In PoS distributed ledgers, because they don’t use PoW, to reverse the entire chain is trivial in terms of computational work, so it can be done in a few minutes.
Hotel Towels
Even if the environmentalist argument for Proof of Stake is taken at face value, it is clear that PoS requires chains to sacrifice many security guarantees otherwise provided by Proof of Work. Proof of Stake chains trade away censorship resistance in return for the promise of less energy consumption. Aside from marketing gimmicks, this trade-off seems to make little sense when pragmatically evaluating the responsibility and utility of blockchains compared to other available technologies. There is no free lunch, after all.
But when the environmentalist claim is not taken at face value, the choice to use Proof of Stake starts to make sense. Much like a hotel that requests that guests reuse towels to "save the planet", the PoS environmentalist position is conveniently one that also happens to enrich the holders of said currencies, who can generate passive income by staking. In their eyes, staking allows them to reap the rewards of providing the very same service that miners would otherwise provide; "virtual mining" with next to no expense other than the opportunity cost of locking up stake.
Well-intentioned or otherwise, this massive economic incentive explains why despite the security downgrades explored above, it is no wonder that PoS became such a popular choice among cryptocurrency holders and has managed to recruit many avid promoters.

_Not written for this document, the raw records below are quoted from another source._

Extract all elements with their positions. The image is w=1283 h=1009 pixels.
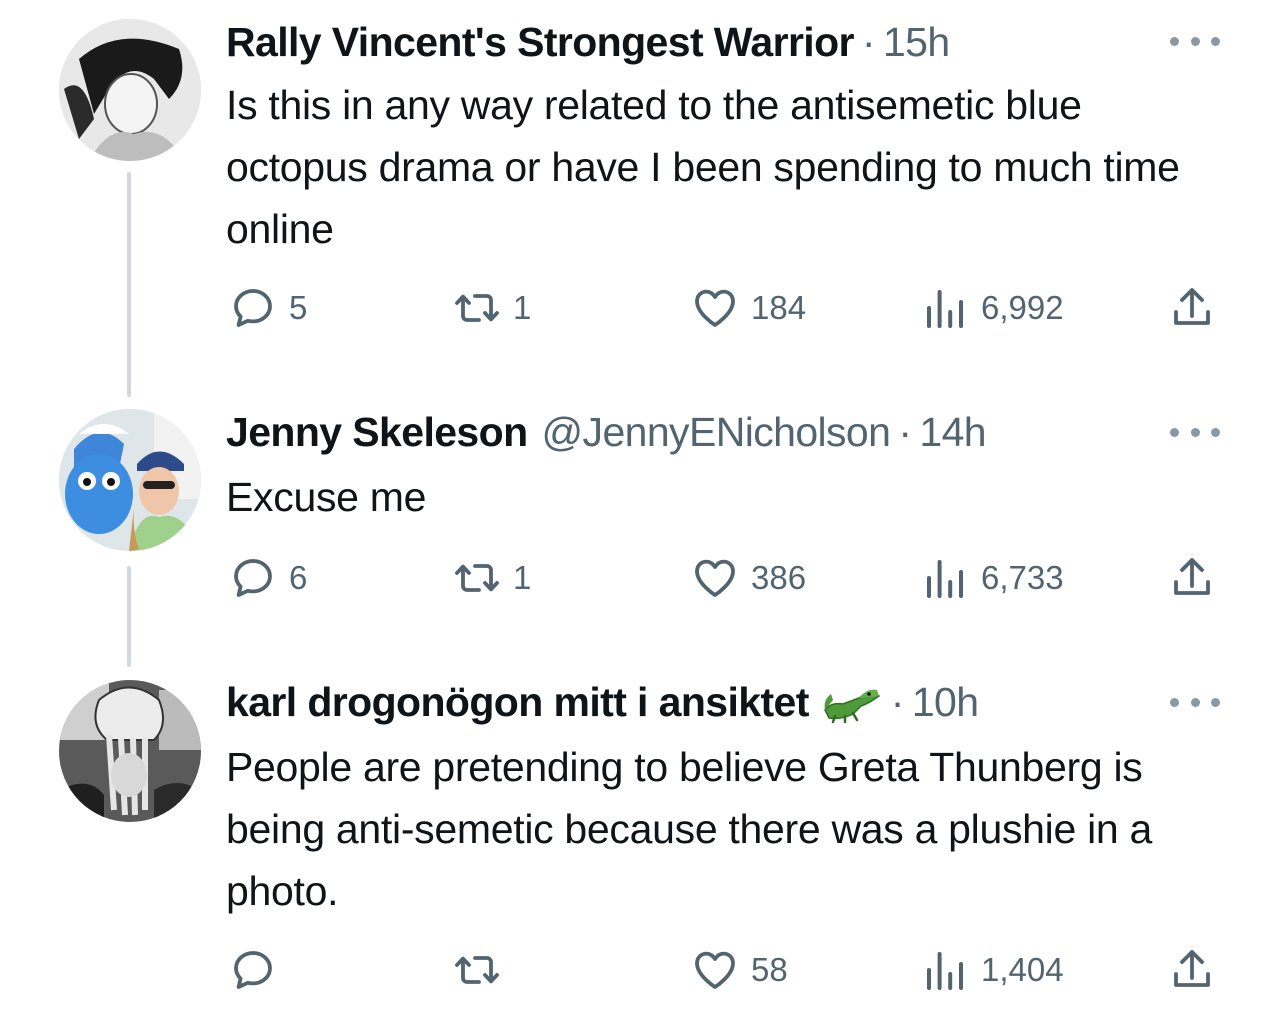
timestamp[interactable]: 10h xyxy=(912,679,979,726)
view-count: 1,404 xyxy=(981,951,1064,988)
heart-icon xyxy=(695,951,735,989)
reply-icon xyxy=(234,951,272,989)
more-icon[interactable] xyxy=(1170,692,1220,712)
tweet-text: People are pretending to believe Greta T… xyxy=(226,744,1152,914)
retweet-button[interactable] xyxy=(453,945,513,995)
action-bar: 58 1,404 xyxy=(0,945,1283,995)
reply-button[interactable] xyxy=(229,945,289,995)
like-button[interactable]: 58 xyxy=(691,945,788,995)
retweet-icon xyxy=(455,956,499,984)
share-icon xyxy=(1174,950,1210,987)
views-button[interactable]: 1,404 xyxy=(921,945,1064,995)
share-button[interactable] xyxy=(1168,945,1216,995)
like-count: 58 xyxy=(751,951,788,988)
tweet-header: karl drogonögon mitt i ansiktet · 10h xyxy=(226,677,979,727)
views-icon xyxy=(927,952,963,990)
avatar[interactable] xyxy=(59,680,201,822)
display-name[interactable]: karl drogonögon mitt i ansiktet xyxy=(226,679,809,726)
tweet-3[interactable]: karl drogonögon mitt i ansiktet · 10h Pe… xyxy=(0,0,1283,1009)
crocodile-emoji xyxy=(823,689,881,724)
separator-dot: · xyxy=(890,678,905,725)
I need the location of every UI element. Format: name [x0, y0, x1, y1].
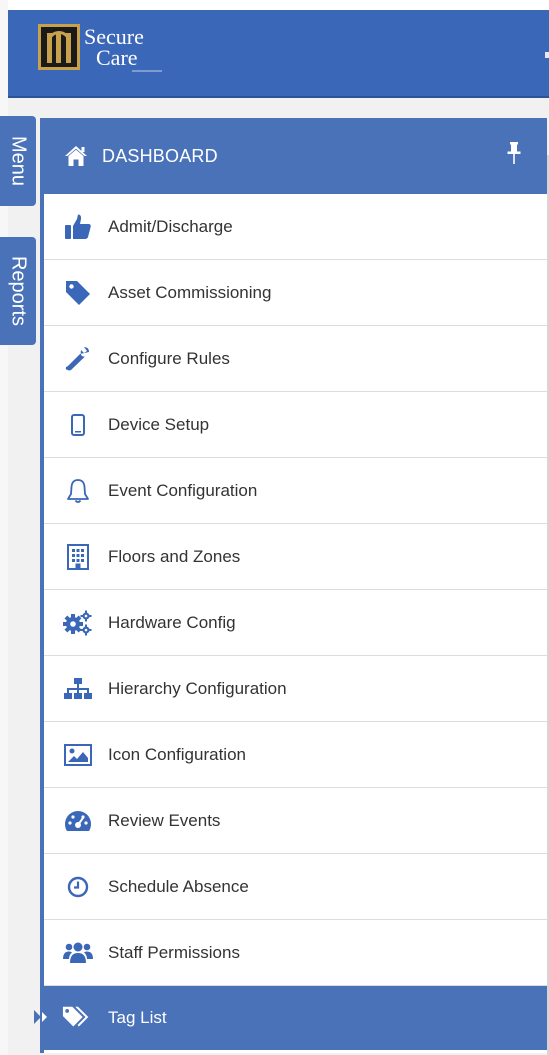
thumbs-up-icon	[62, 213, 94, 241]
menu-item-asset-commissioning[interactable]: Asset Commissioning	[44, 260, 547, 326]
menu-item-device-setup[interactable]: Device Setup	[44, 392, 547, 458]
menu-item-staff-permissions[interactable]: Staff Permissions	[44, 920, 547, 986]
menu-item-configure-rules[interactable]: Configure Rules	[44, 326, 547, 392]
building-icon	[62, 543, 94, 571]
logo-text: Secure Care	[84, 26, 144, 70]
menu-item-hierarchy-configuration[interactable]: Hierarchy Configuration	[44, 656, 547, 722]
tags-icon	[62, 1004, 94, 1032]
tag-icon	[62, 279, 94, 307]
menu-item-review-events[interactable]: Review Events	[44, 788, 547, 854]
menu-item-label: Staff Permissions	[108, 942, 240, 962]
menu-item-hardware-config[interactable]: Hardware Config	[44, 590, 547, 656]
wrench-icon	[62, 345, 94, 373]
menu-item-label: Review Events	[108, 810, 221, 830]
dashboard-title: DASHBOARD	[102, 145, 218, 166]
menu-item-schedule-absence[interactable]: Schedule Absence	[44, 854, 547, 920]
dashboard-menu-panel: DASHBOARD Admit/Discharge Asset Commissi…	[34, 118, 547, 1053]
tab-reports[interactable]: Reports	[0, 237, 36, 345]
gears-icon	[62, 609, 94, 637]
clock-icon	[62, 873, 94, 901]
tab-reports-label: Reports	[7, 255, 30, 327]
menu-item-label: Asset Commissioning	[108, 282, 272, 302]
bell-icon	[62, 477, 94, 505]
menu-item-label: Tag List	[108, 1008, 167, 1027]
menu-item-event-configuration[interactable]: Event Configuration	[44, 458, 547, 524]
menu-item-label: Hardware Config	[108, 612, 236, 632]
menu-item-floors-and-zones[interactable]: Floors and Zones	[44, 524, 547, 590]
users-icon	[62, 939, 94, 967]
mobile-icon	[62, 411, 94, 439]
image-icon	[62, 741, 94, 769]
dashboard-header[interactable]: DASHBOARD	[40, 118, 547, 194]
brand-line-2: Care	[96, 45, 138, 70]
app-header: Secure Care	[8, 10, 549, 96]
header-edge-marker	[545, 52, 549, 58]
home-icon	[65, 146, 87, 166]
menu-item-label: Admit/Discharge	[108, 216, 233, 236]
tab-menu[interactable]: Menu	[0, 116, 36, 206]
menu-item-label: Device Setup	[108, 414, 210, 434]
menu-item-label: Event Configuration	[108, 480, 258, 500]
menu-item-label: Floors and Zones	[108, 546, 241, 566]
logo-mark-icon	[38, 24, 80, 70]
menu-item-icon-configuration[interactable]: Icon Configuration	[44, 722, 547, 788]
menu-item-label: Configure Rules	[108, 348, 230, 368]
pin-icon[interactable]	[507, 142, 521, 164]
dashboard-gauge-icon	[62, 807, 94, 835]
sitemap-icon	[62, 675, 94, 703]
menu-item-label: Schedule Absence	[108, 876, 249, 896]
menu-item-admit-discharge[interactable]: Admit/Discharge	[44, 194, 547, 260]
logo-subtext	[132, 70, 162, 72]
menu-item-tag-list[interactable]: Tag List	[34, 986, 547, 1050]
tab-menu-label: Menu	[7, 135, 30, 187]
menu-item-label: Icon Configuration	[108, 744, 246, 764]
active-indicator-inner	[42, 1012, 47, 1022]
menu-item-label: Hierarchy Configuration	[108, 678, 287, 698]
active-indicator	[34, 1010, 41, 1024]
secure-care-logo[interactable]: Secure Care	[38, 24, 144, 70]
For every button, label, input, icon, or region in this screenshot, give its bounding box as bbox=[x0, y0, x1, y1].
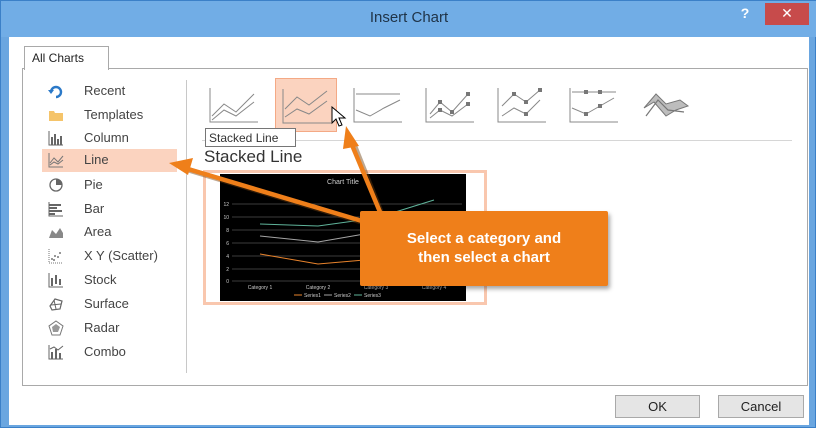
tooltip: Stacked Line bbox=[205, 128, 296, 147]
instruction-callout: Select a category and then select a char… bbox=[360, 211, 608, 286]
callout-line-2: then select a chart bbox=[418, 249, 550, 266]
callout-line-1: Select a category and bbox=[406, 230, 562, 247]
mouse-cursor-icon bbox=[331, 106, 347, 127]
arrow-head-up bbox=[343, 126, 359, 149]
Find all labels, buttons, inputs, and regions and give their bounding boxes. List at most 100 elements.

Proof of Stake is like the hotel asking you to reuse towels to save the planet. On the surface it's for noble intentions, but in reality it's making them money and giving you a worse service.
For all the known downsides, the projects that nevertheless opt for Proof of Stake must either be extremely concerned about energy usage, or possibly more believably, are primarily concerned that staking will economically benefit stakers. However, this concern itself is misguided, as a project can only have long term value if it provides utility, which is undermined by the centralization and trade-offs necessitated by Proof of Stake.
It may be that holders of such coins believe they are providing a comparable service to mining, but they are not converting an external real world expense into a security benefit, as with mining. Instead, they are shuffling deck chairs on the Titanic by redistributing value from elsewhere in the network to themselves by taxing non-stakers through inflation.
In any case, because of the inherent trade-offs required in Proof of Stake systems, it is yet another sign that Sovereign Grade Censorship Resistance is not a priority on these chains. As such, they cannot be recommended for deployments that have the potential to disrupt powerful institutions.